Atmospherically shot on 16mm film, Transnistra is an intimate and vital account of love and friendship in a complex, contradictory world. Over a period of four seasons, charismatic 16-year-old Tanya and her group of guy friends navigate their coming of age in Transnistria, a breakaway state created in the wake of Soviet collapse, on the edge of Moldova near the Ukraine border. In their town of Kamenka, days of swimming and climbing construction sites are interspersed with their exploration of blossoming young love and the search for identity, against a cultural backdrop of Russian pop music and the teachings of Fidel Castro.
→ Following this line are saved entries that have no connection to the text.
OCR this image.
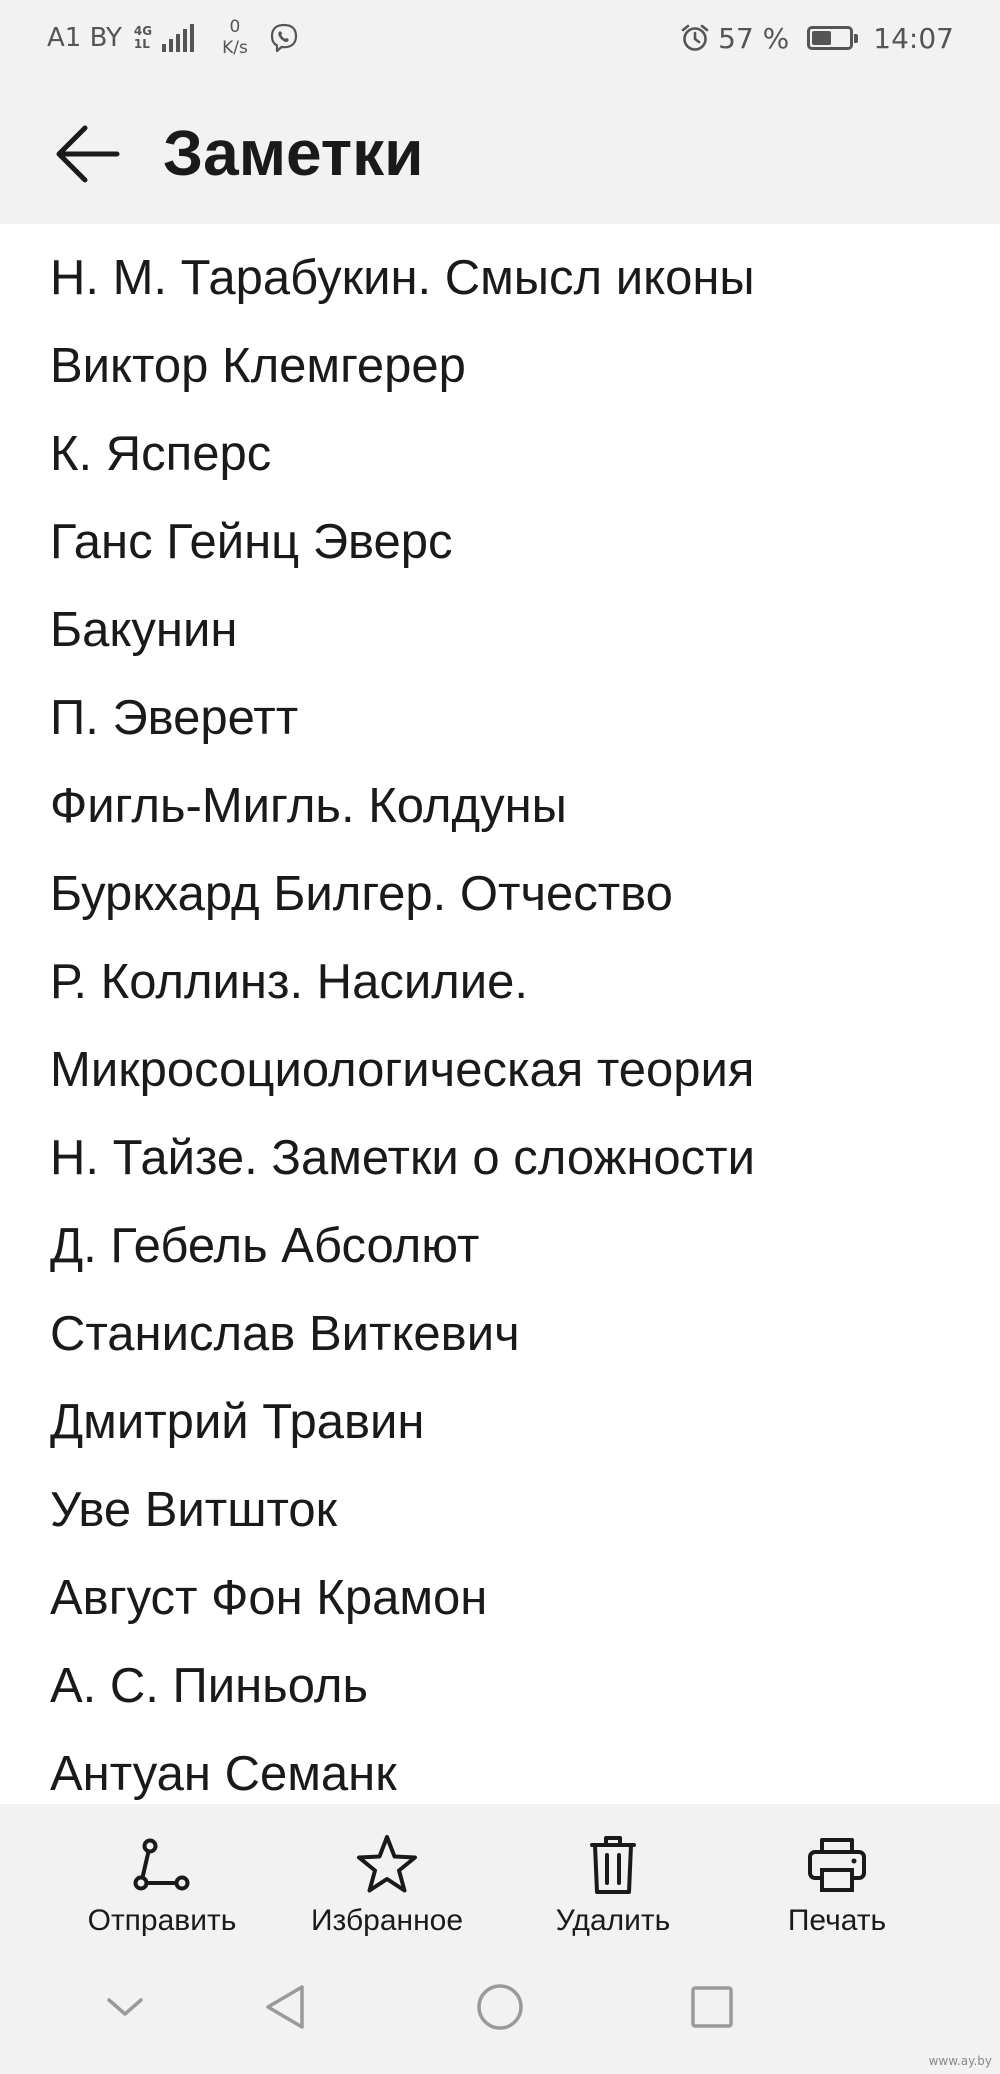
A1 BY 4G
1L
0
K/s	57 %	14:07
Заметки
Н. М. Тарабукин. Смысл иконы
Виктор Клемгерер
К. Ясперс
Ганс Гейнц Эверс
Бакунин
П. Эверетт
Фигль-Мигль. Колдуны
Буркхард Билгер. Отчество
Р. Коллинз. Насилие.
Микросоциологическая теория
Н. Тайзе. Заметки о сложности
Д. Гебель Абсолют
Станислав Виткевич
Дмитрий Травин
Уве Витшток
Август Фон Крамон
А. С. Пиньоль
Антуан Семанк
Отправить Избранное	Удалить	Печать
www.ay.by
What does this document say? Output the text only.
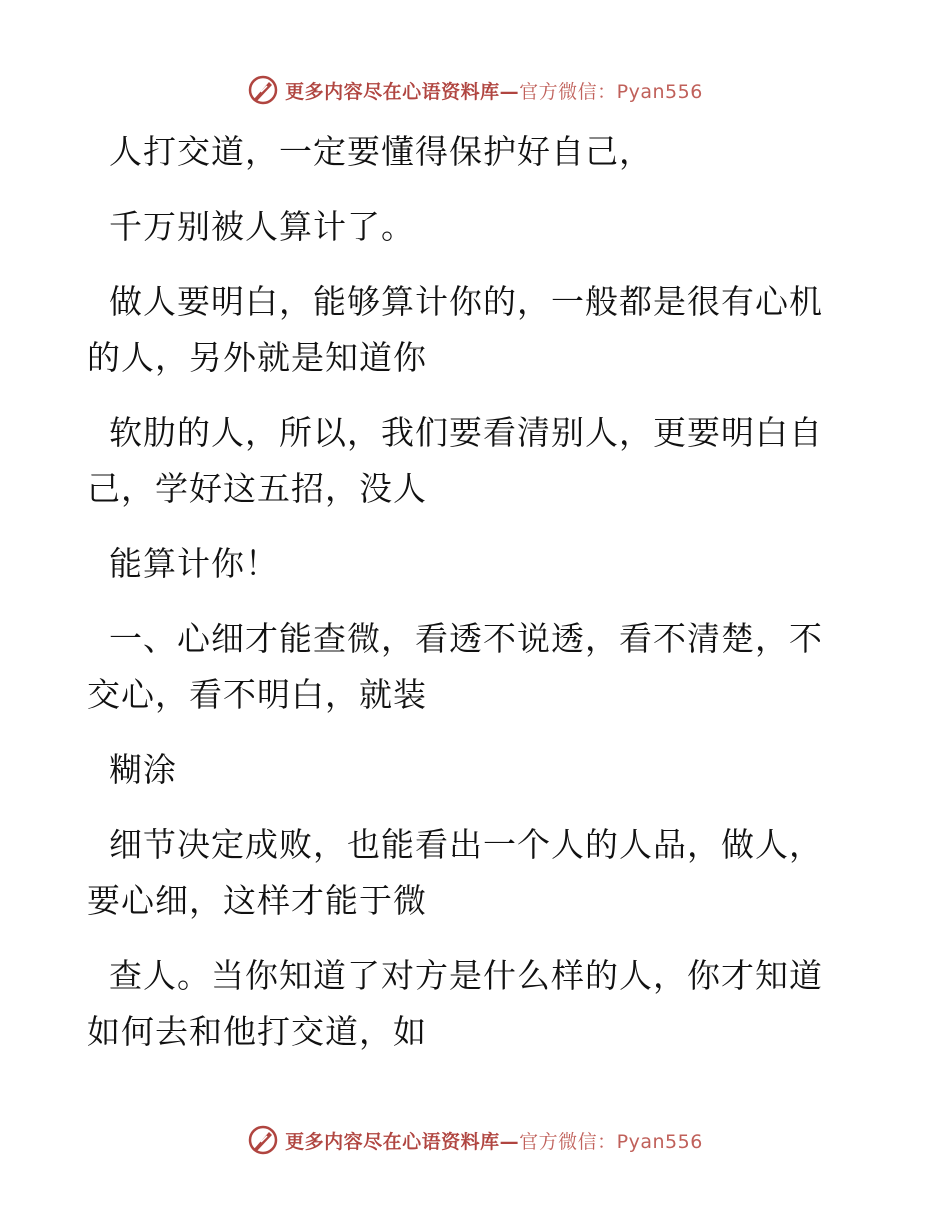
更多内容尽在心语资料库—官方微信：Pyan556

人打交道，一定要懂得保护好自己，

千万别被人算计了。

做人要明白，能够算计你的，一般都是很有心机
的人，另外就是知道你

软肋的人，所以，我们要看清别人，更要明白自
己，学好这五招，没人

能算计你！

一、心细才能查微，看透不说透，看不清楚，不
交心，看不明白，就装

糊涂

细节决定成败，也能看出一个人的人品，做人，
要心细，这样才能于微

查人。当你知道了对方是什么样的人，你才知道
如何去和他打交道，如

更多内容尽在心语资料库—官方微信：Pyan556
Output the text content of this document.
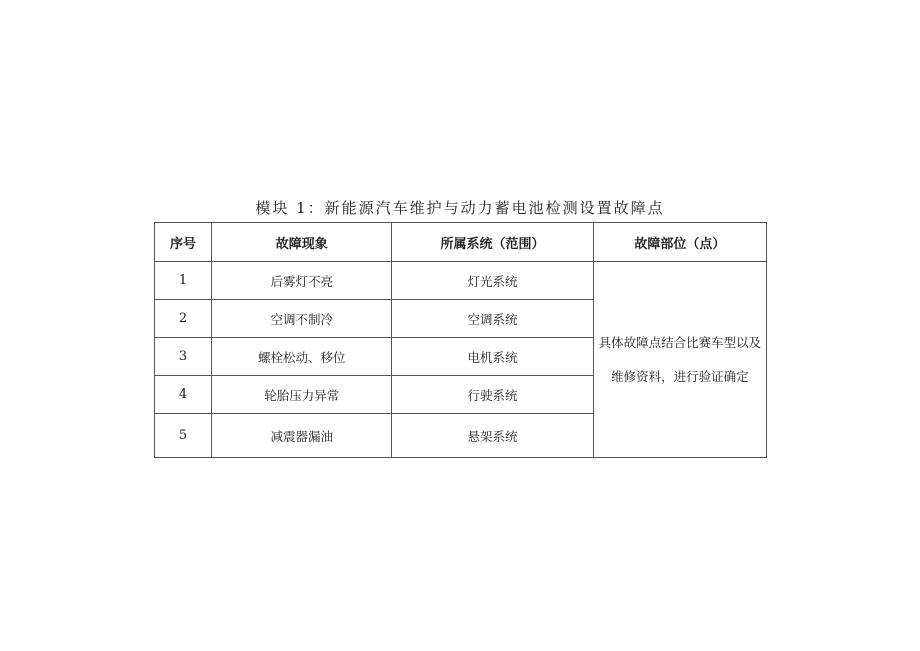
模块 1：新能源汽车维护与动力蓄电池检测设置故障点
序号	故障现象	所属系统（范围）	故障部位（点）
1	后雾灯不亮	灯光系统	具体故障点结合比赛车型以及
维修资料，进行验证确定

2	空调不制冷	空调系统	
3	螺栓松动、移位	电机系统	
4	轮胎压力异常	行驶系统	
5	减震器漏油	悬架系统	
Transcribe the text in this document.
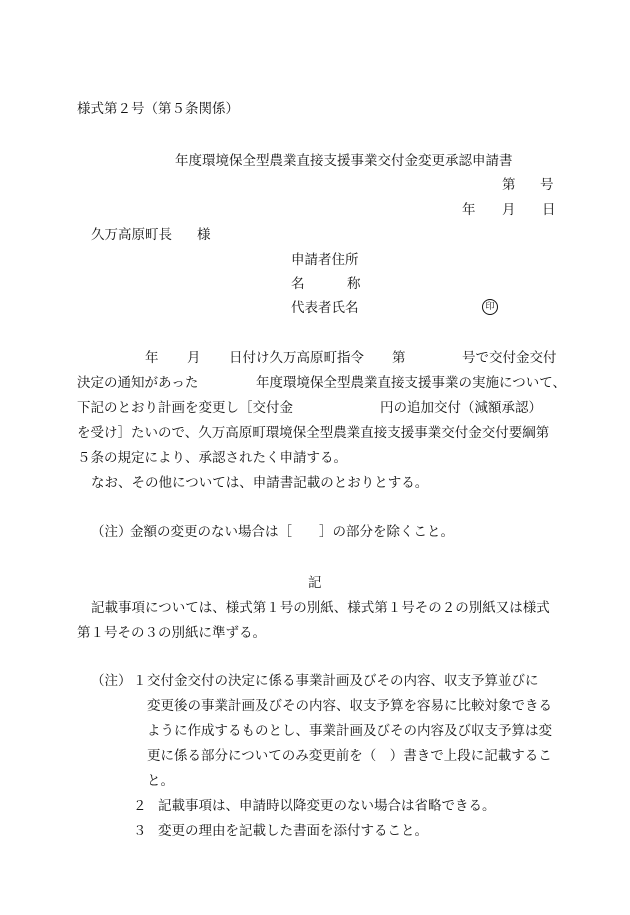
様式第２号（第５条関係）
年度環境保全型農業直接支援事業交付金変更承認申請書
第 号
年 月 日
久万高原町長 様
申請者住所
名	称
代表者氏名	印
年 月 日付け久万高原町指令 第	号で交付金交付
決定の通知があった	年度環境保全型農業直接支援事業の実施について、
下記のとおり計画を変更し［交付金	円の追加交付（減額承認）
を受け］たいので、久万高原町環境保全型農業直接支援事業交付金交付要綱第
５条の規定により、承認されたく申請する。
なお、その他については、申請書記載のとおりとする。
（注）
金額の変更のない場合は［　　］の部分を除くこと。
記
記載事項については、様式第１号の別紙、様式第１号その２の別紙又は様式
第１号その３の別紙に準ずる。
（注） １ 交付金交付の決定に係る事業計画及びその内容、収支予算並びに
変更後の事業計画及びその内容、収支予算を容易に比較対象できる
ように作成するものとし、事業計画及びその内容及び収支予算は変
更に係る部分についてのみ変更前を（　）書きで上段に記載するこ
と。
２ 記載事項は、申請時以降変更のない場合は省略できる。
３ 変更の理由を記載した書面を添付すること。
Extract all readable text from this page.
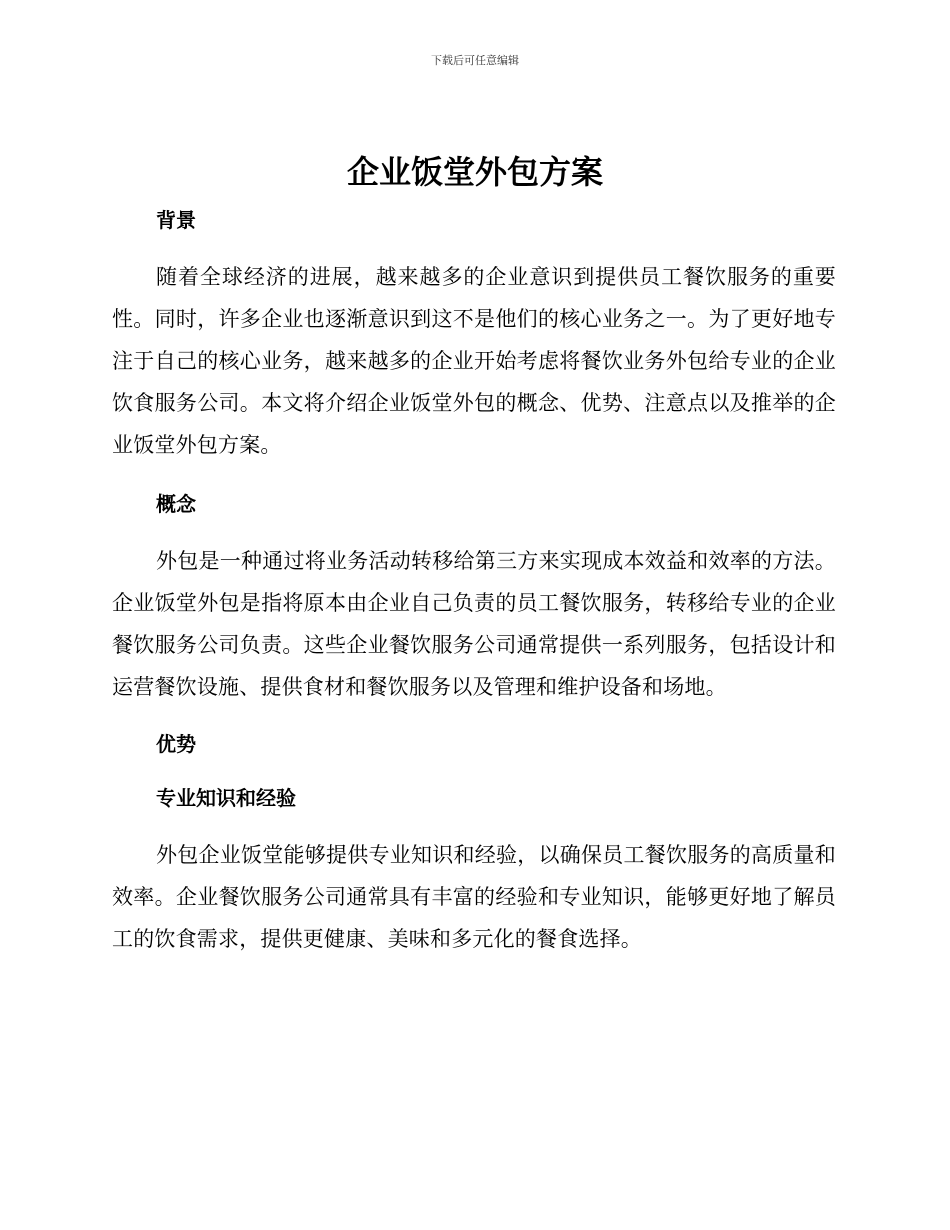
下载后可任意编辑
企业饭堂外包方案
背景

随着全球经济的进展，越来越多的企业意识到提供员工餐饮服务的重要性。同时，许多企业也逐渐意识到这不是他们的核心业务之一。为了更好地专注于自己的核心业务，越来越多的企业开始考虑将餐饮业务外包给专业的企业饮食服务公司。本文将介绍企业饭堂外包的概念、优势、注意点以及推举的企业饭堂外包方案。

概念

外包是一种通过将业务活动转移给第三方来实现成本效益和效率的方法。企业饭堂外包是指将原本由企业自己负责的员工餐饮服务，转移给专业的企业餐饮服务公司负责。这些企业餐饮服务公司通常提供一系列服务，包括设计和运营餐饮设施、提供食材和餐饮服务以及管理和维护设备和场地。

优势
专业知识和经验

外包企业饭堂能够提供专业知识和经验，以确保员工餐饮服务的高质量和效率。企业餐饮服务公司通常具有丰富的经验和专业知识，能够更好地了解员工的饮食需求，提供更健康、美味和多元化的餐食选择。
As they approach adulthood, they must also learn to forge out a future, and to define themselves within a society that offers little opportunities.
Award-winning director Anna Eborn (Pine Ridge) intimately follows this group of young people as they move from a sweltering, carefree summer through an unforgiving winter in the self-proclaimed state of Transnistria, where the national flag still holds the hammer and sickle. (Sweden, 2019)
“A light documentary that follows a charismatic 16-year-old and her posse of male peers living in the breakaway republic of Transnistria”—Variety
“Intimately shot on 16mm film, Eborn explores the dynamics of the group, commenting discreetly on youth, love and life in a place such as this”—Cine-Vue
ABOUT THE DIRECTOR
Anna Eborn was born in 1983 in Sweden. Her debut feature length and self edited documentary, Pine Ridge, was selected in the Official Selection at the Venice International Film Festival 2013 and won best Nordic documentary at the International Film festival in Gothenburg in 2014. Further films include Epifania, a hybrid/fiction which premiered at the Busan International Film Festival in 2016, and the feature-length documentary Lida, which premiered in competition at CPH:DOX 2017 and in the international competition at Visions du Reel 2017.